"Stop, men," he shouted. "Not another shovelful until we have examined the coal."

He stooped, for almost at his feet lay a chunk of coal which he recognized as being of the same kind used for making the bombs. It was larger than the ordinary screenings used in the furnaces, but would never have attracted attention for large lumps were frequently found. Picking up the piece that had excited his suspicions, Grant found one side was of black card board. Hastily he peeled it off, and held it up before the astonished stokers, who had been watching him wild eyed, a tube filled with the most powerful explosive known!

Orders were given hastily. The firing pits were all emptied and the coal taken away for rescreening. Fresh cars were rushed up to the shutes and before the steam had dropped below the point where it would not drive the engines fresh coal, safe coal, was being poured into the gigantic fire boxes. Grant's work was done and he repaired to town to wash and dress. Hardly had he restored his usual immaculate appearance when his men arrived to report that the spy at the shutes had been captured and was in jail with his fellow conspirators.

Then telegrams began to arrive, forwarded from the Criminology Club in New York. They told of raid after raid which had been made, each nipping a plot in its budding, each conducted on information furnished by Madam Stephan. Not one of Imperial Germany's attempts had been successful. Grant's last waking thought that night, was of two women.

"Dixie and I must see to it," he murmured sleepily, "that Madam Stephan is given opportunity to appreciate to the full the life of freedom to which she has just awakened."

But Madam Stephan had already made the supreme sacrifice. She was lying at that moment in her apartment, dead, a bullet wound in her heart, victim of a system the full extent of which she had not yet realized although she had been a member of it.

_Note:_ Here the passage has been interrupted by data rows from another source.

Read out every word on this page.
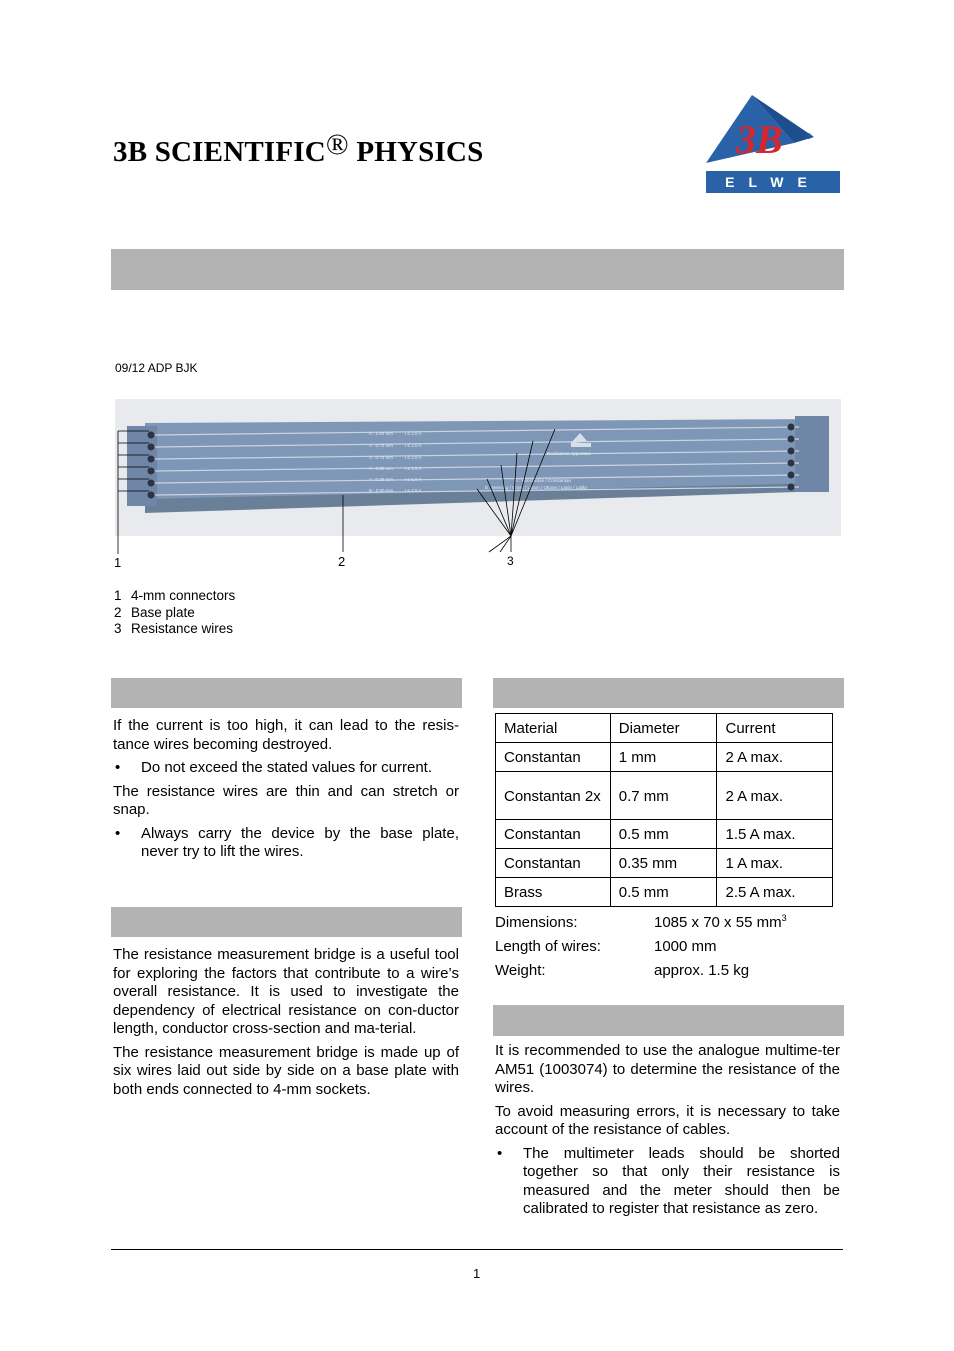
3B SCIENTIFIC® PHYSICS	3B	®
ELWE
09/12 ADP BJK
A : 1.00 mm
A : 0.70 mm
A : 0.70 mm
A : 0.50 mm
A : 0.35 mm
B : 0.50 mm
I ≤ 2.0 A
I ≤ 2.0 A
I ≤ 2.0 A
I ≤ 1.5 A
I ≤ 1.0 A
I ≤ 2.5 A
Resistance Apparatus
A : Konstantan / Constantan
B : Messing / Brass / Laiton / Ottone / Latón / Latão
1	2	3
1 4-mm connectors
2 Base plate
3 Resistance wires

If the current is too high, it can lead to the resis-tance wires becoming destroyed.

• Do not exceed the stated values for current.

The resistance wires are thin and can stretch or snap.

• Always carry the device by the base plate, never try to lift the wires.

The resistance measurement bridge is a useful tool for exploring the factors that contribute to a wire’s overall resistance. It is used to investigate the dependency of electrical resistance on con-ductor length, conductor cross-section and ma-terial.

The resistance measurement bridge is made up of six wires laid out side by side on a base plate with both ends connected to 4-mm sockets.

Material	Diameter	Current
Constantan	1 mm	2 A max.
Constantan 2x	0.7 mm	2 A max.
Constantan	0.5 mm	1.5 A max.
Constantan	0.35 mm	1 A max.
Brass	0.5 mm	2.5 A max.
Dimensions:	1085 x 70 x 55 $mm^3$
Length of wires:	1000 mm
Weight:	approx. 1.5 kg

It is recommended to use the analogue multime-ter AM51 (1003074) to determine the resistance of the wires.

To avoid measuring errors, it is necessary to take account of the resistance of cables.

• The multimeter leads should be shorted together so that only their resistance is measured and the meter should then be calibrated to register that resistance as zero.
1
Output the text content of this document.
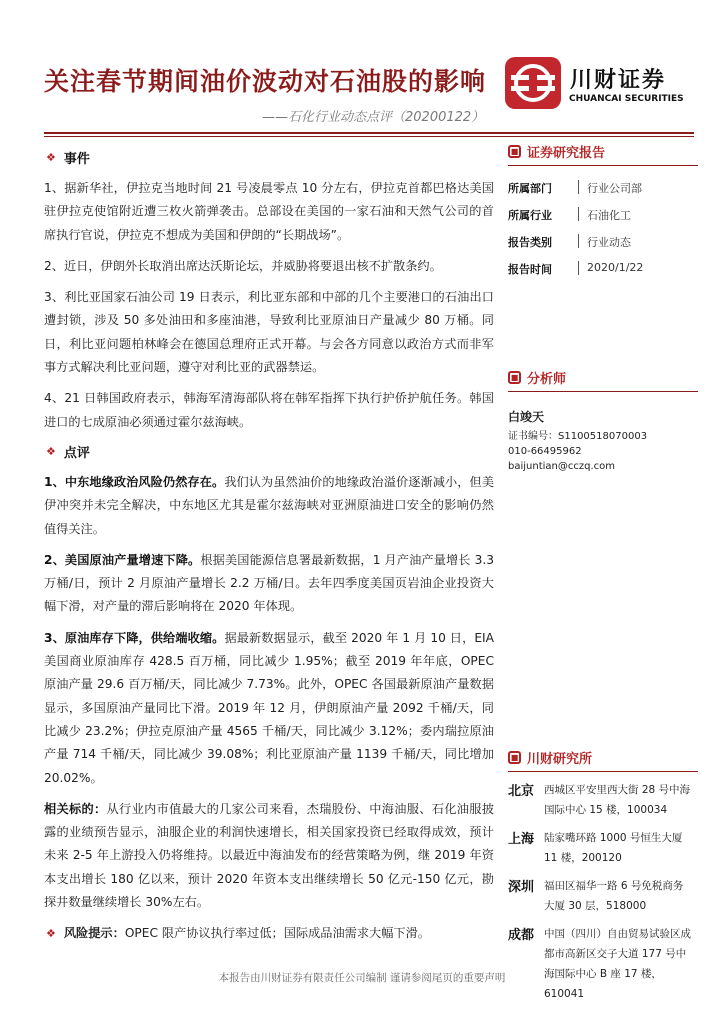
关注春节期间油价波动对石油股的影响
——石化行业动态点评（20200122）
川财证券
CHUANCAI SECURITIES
❖ 事件

1、据新华社，伊拉克当地时间 21 号凌晨零点 10 分左右，伊拉克首都巴格达美国驻伊拉克使馆附近遭三枚火箭弹袭击。总部设在美国的一家石油和天然气公司的首席执行官说，伊拉克不想成为美国和伊朗的“长期战场”。

2、近日，伊朗外长取消出席达沃斯论坛，并威胁将要退出核不扩散条约。

3、利比亚国家石油公司 19 日表示，利比亚东部和中部的几个主要港口的石油出口遭封锁，涉及 50 多处油田和多座油港，导致利比亚原油日产量减少 80 万桶。同日，利比亚问题柏林峰会在德国总理府正式开幕。与会各方同意以政治方式而非军事方式解决利比亚问题，遵守对利比亚的武器禁运。

4、21 日韩国政府表示，韩海军清海部队将在韩军指挥下执行护侨护航任务。韩国进口的七成原油必须通过霍尔兹海峡。

❖ 点评

1、中东地缘政治风险仍然存在。我们认为虽然油价的地缘政治溢价逐渐减小，但美伊冲突并未完全解决，中东地区尤其是霍尔兹海峡对亚洲原油进口安全的影响仍然值得关注。

2、美国原油产量增速下降。根据美国能源信息署最新数据，1 月产油产量增长 3.3 万桶/日，预计 2 月原油产量增长 2.2 万桶/日。去年四季度美国页岩油企业投资大幅下滑，对产量的滞后影响将在 2020 年体现。

3、原油库存下降，供给端收缩。据最新数据显示，截至 2020 年 1 月 10 日，EIA 美国商业原油库存 428.5 百万桶，同比减少 1.95%；截至 2019 年年底，OPEC 原油产量 29.6 百万桶/天，同比减少 7.73%。此外，OPEC 各国最新原油产量数据显示，多国原油产量同比下滑。2019 年 12 月，伊朗原油产量 2092 千桶/天，同比减少 23.2%；伊拉克原油产量 4565 千桶/天，同比减少 3.12%；委内瑞拉原油产量 714 千桶/天，同比减少 39.08%；利比亚原油产量 1139 千桶/天，同比增加 20.02%。

相关标的：从行业内市值最大的几家公司来看，杰瑞股份、中海油服、石化油服披露的业绩预告显示，油服企业的利润快速增长，相关国家投资已经取得成效，预计未来 2-5 年上游投入仍将维持。以最近中海油发布的经营策略为例，继 2019 年资本支出增长 180 亿以来，预计 2020 年资本支出继续增长 50 亿元-150 亿元，勘探井数量继续增长 30%左右。

❖ 风险提示：OPEC 限产协议执行率过低；国际成品油需求大幅下滑。
■ 证券研究报告
所属部门	行业公司部
所属行业	石油化工
报告类别	行业动态
报告时间	2020/1/22
■ 分析师
白竣天
证书编号：S1100518070003
010-66495962
baijuntian@cczq.com
■ 川财研究所
北京 西城区平安里西大街 28 号中海国际中心 15 楼，100034
上海 陆家嘴环路 1000 号恒生大厦 11 楼，200120
深圳 福田区福华一路 6 号免税商务大厦 30 层，518000
成都 中国（四川）自由贸易试验区成都市高新区交子大道 177 号中海国际中心 B 座 17 楼，610041
本报告由川财证券有限责任公司编制 谨请参阅尾页的重要声明
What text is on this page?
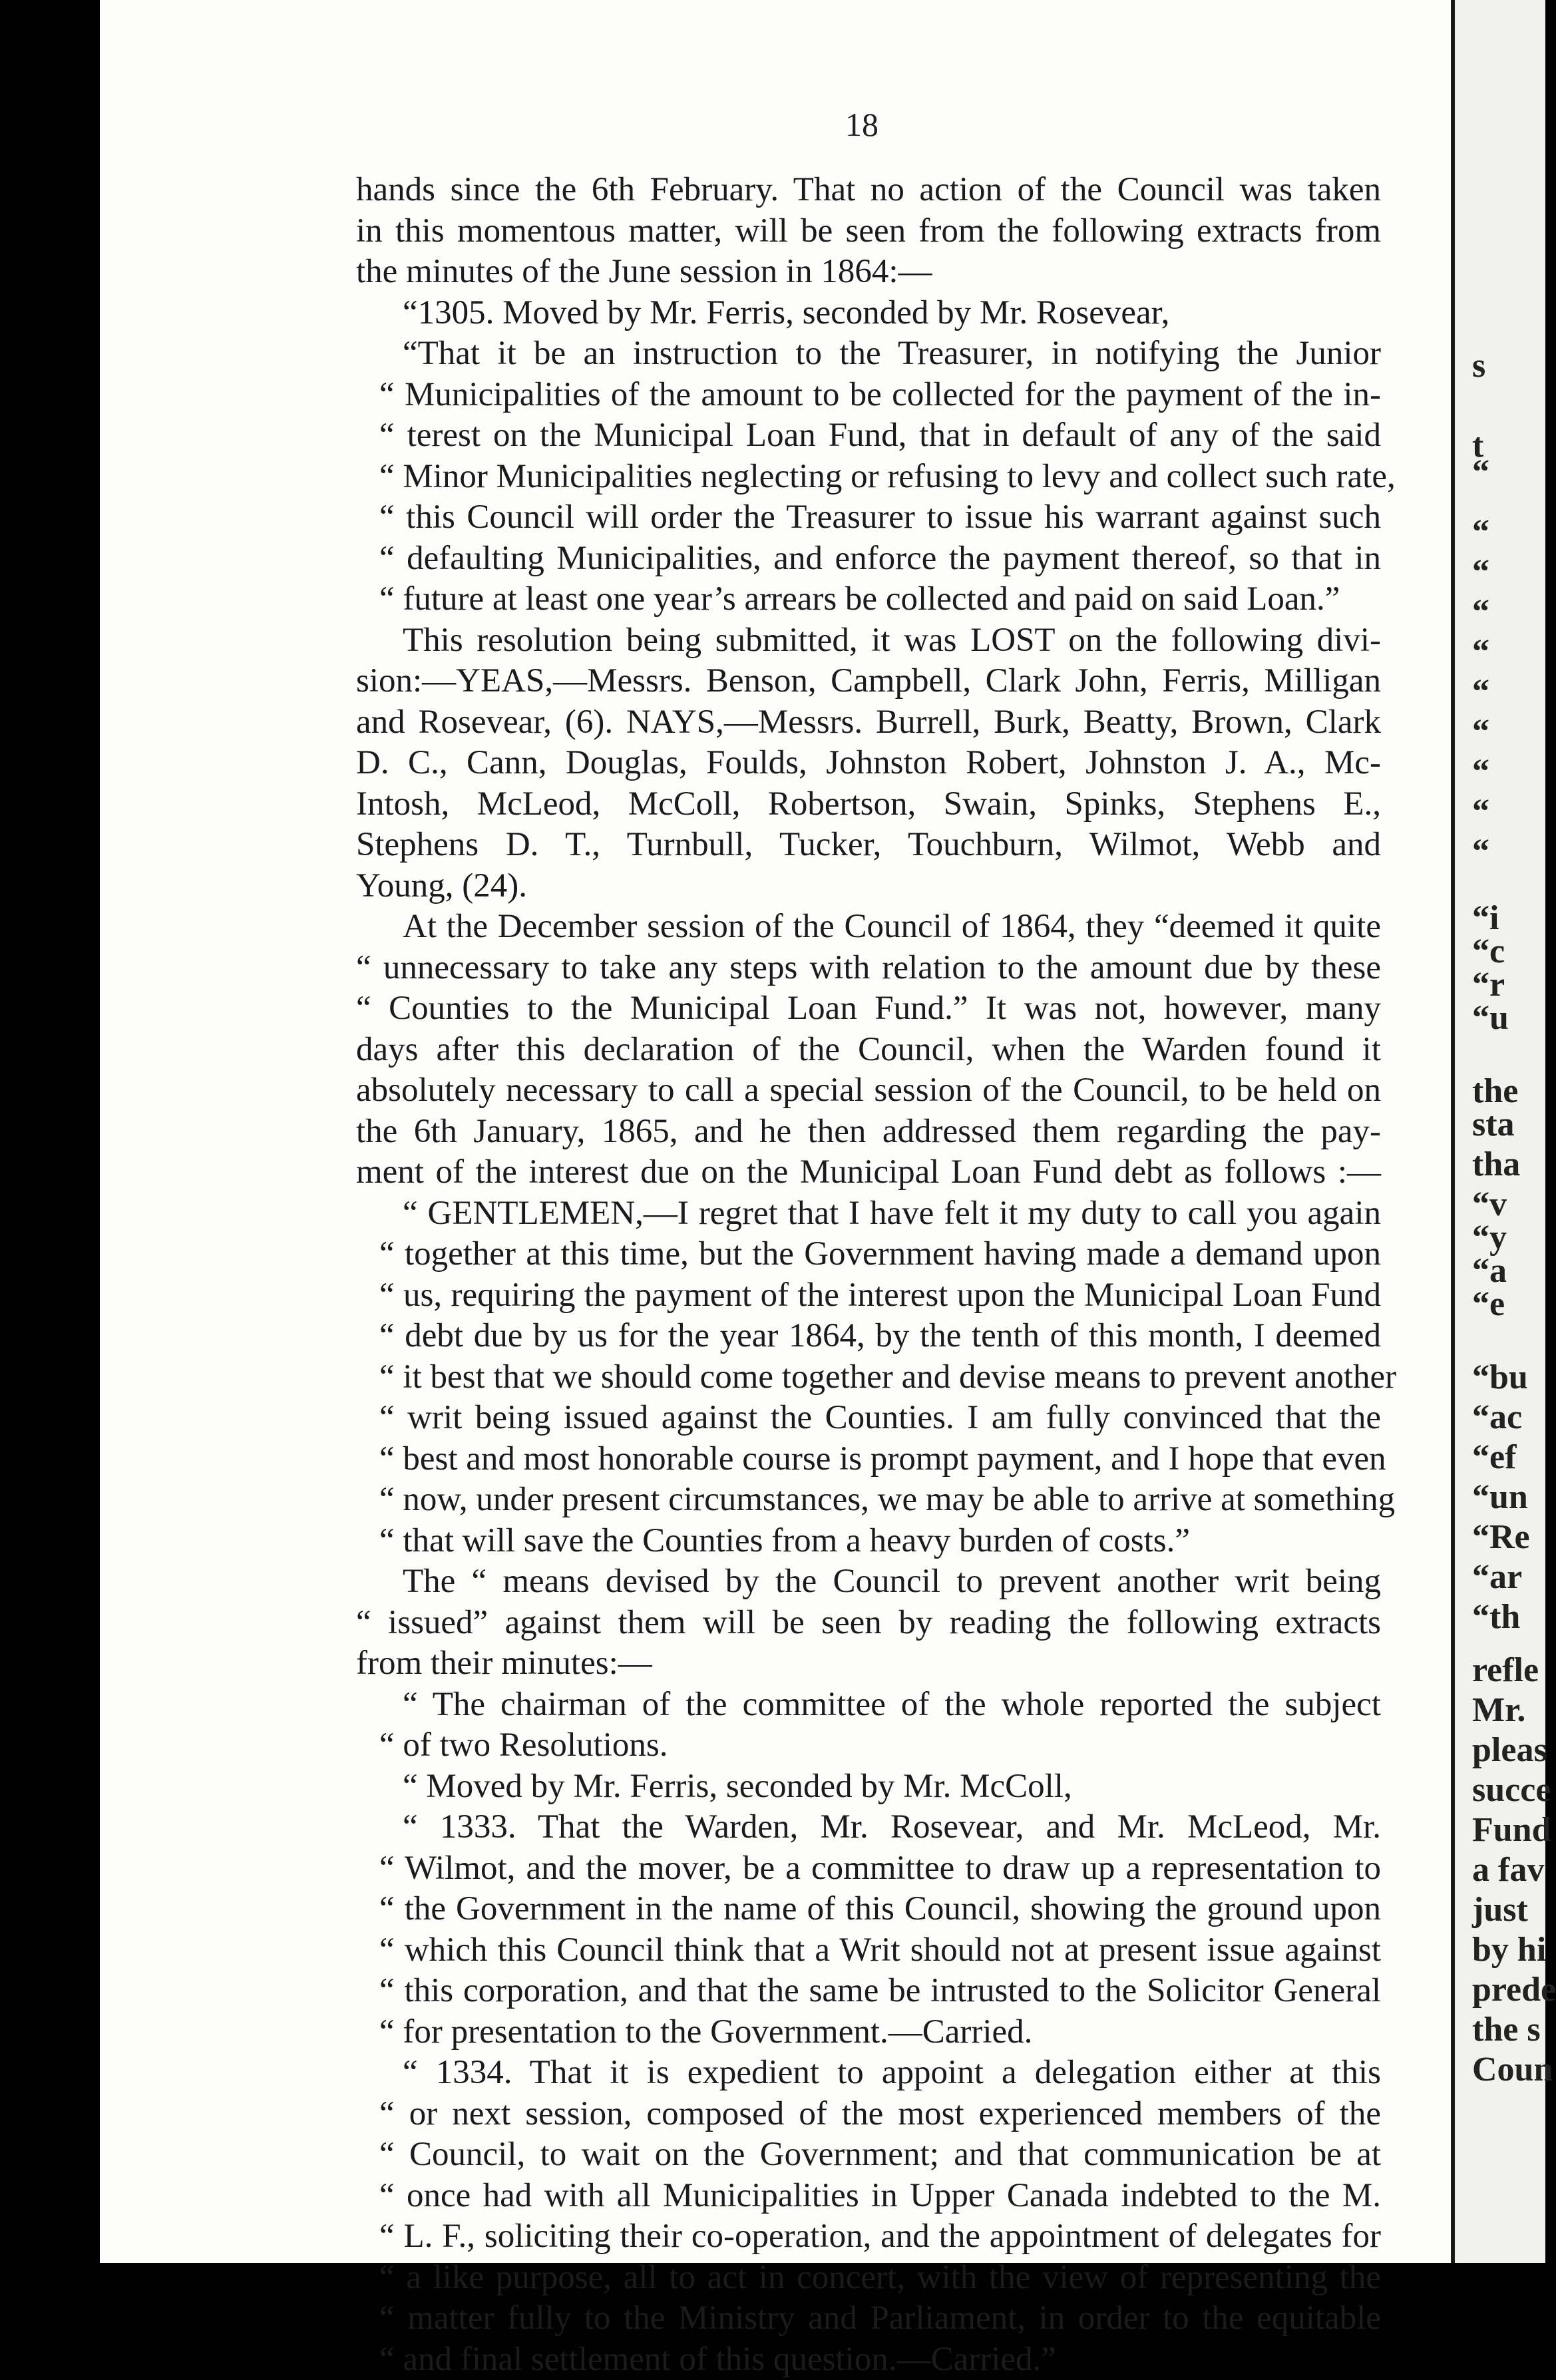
18
hands since the 6th February. That no action of the Council was taken
in this momentous matter, will be seen from the following extracts from
the minutes of the June session in 1864:—
“1305. Moved by Mr. Ferris, seconded by Mr. Rosevear,
“That it be an instruction to the Treasurer, in notifying the Junior
“ Municipalities of the amount to be collected for the payment of the in-
“ terest on the Municipal Loan Fund, that in default of any of the said
“ Minor Municipalities neglecting or refusing to levy and collect such rate,
“ this Council will order the Treasurer to issue his warrant against such
“ defaulting Municipalities, and enforce the payment thereof, so that in
“ future at least one year’s arrears be collected and paid on said Loan.”
This resolution being submitted, it was LOST on the following divi-
sion:—YEAS,—Messrs. Benson, Campbell, Clark John, Ferris, Milligan
and Rosevear, (6). NAYS,—Messrs. Burrell, Burk, Beatty, Brown, Clark
D. C., Cann, Douglas, Foulds, Johnston Robert, Johnston J. A., Mc-
Intosh, McLeod, McColl, Robertson, Swain, Spinks, Stephens E.,
Stephens D. T., Turnbull, Tucker, Touchburn, Wilmot, Webb and
Young, (24).
At the December session of the Council of 1864, they “deemed it quite
“ unnecessary to take any steps with relation to the amount due by these
“ Counties to the Municipal Loan Fund.” It was not, however, many
days after this declaration of the Council, when the Warden found it
absolutely necessary to call a special session of the Council, to be held on
the 6th January, 1865, and he then addressed them regarding the pay-
ment of the interest due on the Municipal Loan Fund debt as follows :—
“ GENTLEMEN,—I regret that I have felt it my duty to call you again
“ together at this time, but the Government having made a demand upon
“ us, requiring the payment of the interest upon the Municipal Loan Fund
“ debt due by us for the year 1864, by the tenth of this month, I deemed
“ it best that we should come together and devise means to prevent another
“ writ being issued against the Counties. I am fully convinced that the
“ best and most honorable course is prompt payment, and I hope that even
“ now, under present circumstances, we may be able to arrive at something
“ that will save the Counties from a heavy burden of costs.”
The “ means devised by the Council to prevent another writ being
“ issued” against them will be seen by reading the following extracts
from their minutes:—
“ The chairman of the committee of the whole reported the subject
“ of two Resolutions.
“ Moved by Mr. Ferris, seconded by Mr. McColl,
“ 1333. That the Warden, Mr. Rosevear, and Mr. McLeod, Mr.
“ Wilmot, and the mover, be a committee to draw up a representation to
“ the Government in the name of this Council, showing the ground upon
“ which this Council think that a Writ should not at present issue against
“ this corporation, and that the same be intrusted to the Solicitor General
“ for presentation to the Government.—Carried.
“ 1334. That it is expedient to appoint a delegation either at this
“ or next session, composed of the most experienced members of the
“ Council, to wait on the Government; and that communication be at
“ once had with all Municipalities in Upper Canada indebted to the M.
“ L. F., soliciting their co-operation, and the appointment of delegates for
“ a like purpose, all to act in concert, with the view of representing the
“ matter fully to the Ministry and Parliament, in order to the equitable
“ and final settlement of this question.—Carried.”
s
t
“
“
“
“
“
“
“
“
“
“
“i
“c
“r
“u
the
sta
tha
“v
“y
“a
“e
“bu
“ac
“ef
“un
“Re
“ar
“th
refle
Mr.
pleas
succe
Fund
a fav
just
by hi
prede
the s
Coun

An hour before her maid had requested the evening out and had appeared at the office of Heinric von Lertz. He had scarcely noticed her for message after message had reached him of the frustrations of the various plots of destruction, and he was nearly frenzied. Suddenly he was drawn up taut. The maid had given him the secret sign of the Imperial German spy army.

"You, you," he gasped.

"Yes," she answered without emotion. "Eight years have I served Madam Stephan as personal maid on guard against the moment which has now arrived. She gave information to Harrison Grant at the Criminology Club, and I have come to remind you of your duty."

The heart of Heinric von Lertz became cold with fear. So this was the way Germany trusted her most confidential workers. He wondered of his own valet, of his housekeeper, of everyone whose respect he had thought he held. Mechanically he put on his coat and hat. He talked aimlessly as they rode toward Madam Stephan's apartment, wondering, thinking of the relentless grip Germany held upon her spies.

At the door to Madam's apartment the maid pushed something into his hand. He shuddered as he felt it to be a revolver.